En términos relativos, la riqueza neta de los hogares se elevó hasta el 156,8% del PIB, frente al 149,5% registrado un año antes. Este crecimiento se explica principalmente por la revalorización de activos financieros, especialmente participaciones en capital y fondos de inversión.
Pese al aumento del peso de la riqueza, la deuda de los hogares repuntó ligeramente en términos absolutos, hasta los 723.000 millones de euros, un 3,9% más que en 2024. No obstante, el crecimiento de la economía permitió reducir su peso relativo sobre el PIB.
Uno de los cambios más destacados en la composición del ahorro es la pérdida de protagonismo del efectivo y los depósitos, que se sitúan en mínimos de los últimos 30 años, aunque todavía representan el 33,4% del total de activos financieros. En paralelo, las inversiones en acciones y fondos de inversión ganan terreno y ya concentran cerca del 32,3% del total.
En cuanto a los flujos, las operaciones financieras de los hogares registraron un aumento significativo en 2025, con 95.000 millones de euros, equivalentes al 5,6% del PIB, impulsadas tanto por la inversión en depósitos como en fondos. Por el lado del pasivo, también se incrementaron las operaciones, principalmente por el mayor recurso al crédito.
Empresas: deuda en mínimos desde 2001
El informe refleja también una mejora en la posición financiera de las empresas.

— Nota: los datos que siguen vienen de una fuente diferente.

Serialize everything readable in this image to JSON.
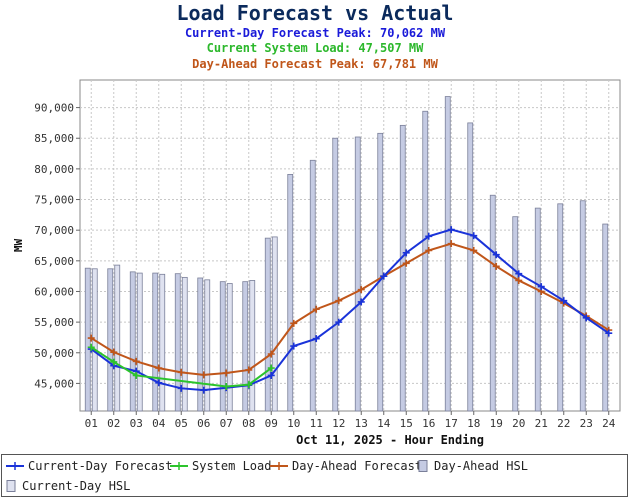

Aunque su deuda total aumentó ligeramente hasta 1,056 billones de euros, su peso sobre el PIB descendió hasta el 62,6%, el nivel más bajo desde el tercer trimestre de 2001.
Las inversiones empresariales se centraron en acciones no cotizadas y otras participaciones en capital, mientras que las operaciones de financiación se mantuvieron en niveles similares a los últimos años, con un ligero repunte.
Más financiación neta en la economía
En conjunto, la economía española registró una financiación neta positiva de 71.000 millones de euros en 2025, equivalente al 4,2% del PIB, el mayor porcentaje de las últimas tres décadas.
Los hogares reforzaron su capacidad de financiación, situándola en el 3,6% del PIB, mientras que las administraciones públicas redujeron su necesidad de financiación hasta el -2,4%. Por su parte, tanto empresas como instituciones financieras moderaron su aportación en comparación con los años anteriores.
Estos datos reflejan una mejora general de los balances de los distintos sectores, con un desapalancamiento progresivo en términos relativos y un mayor peso de los activos financieros en un contexto de crecimiento económico.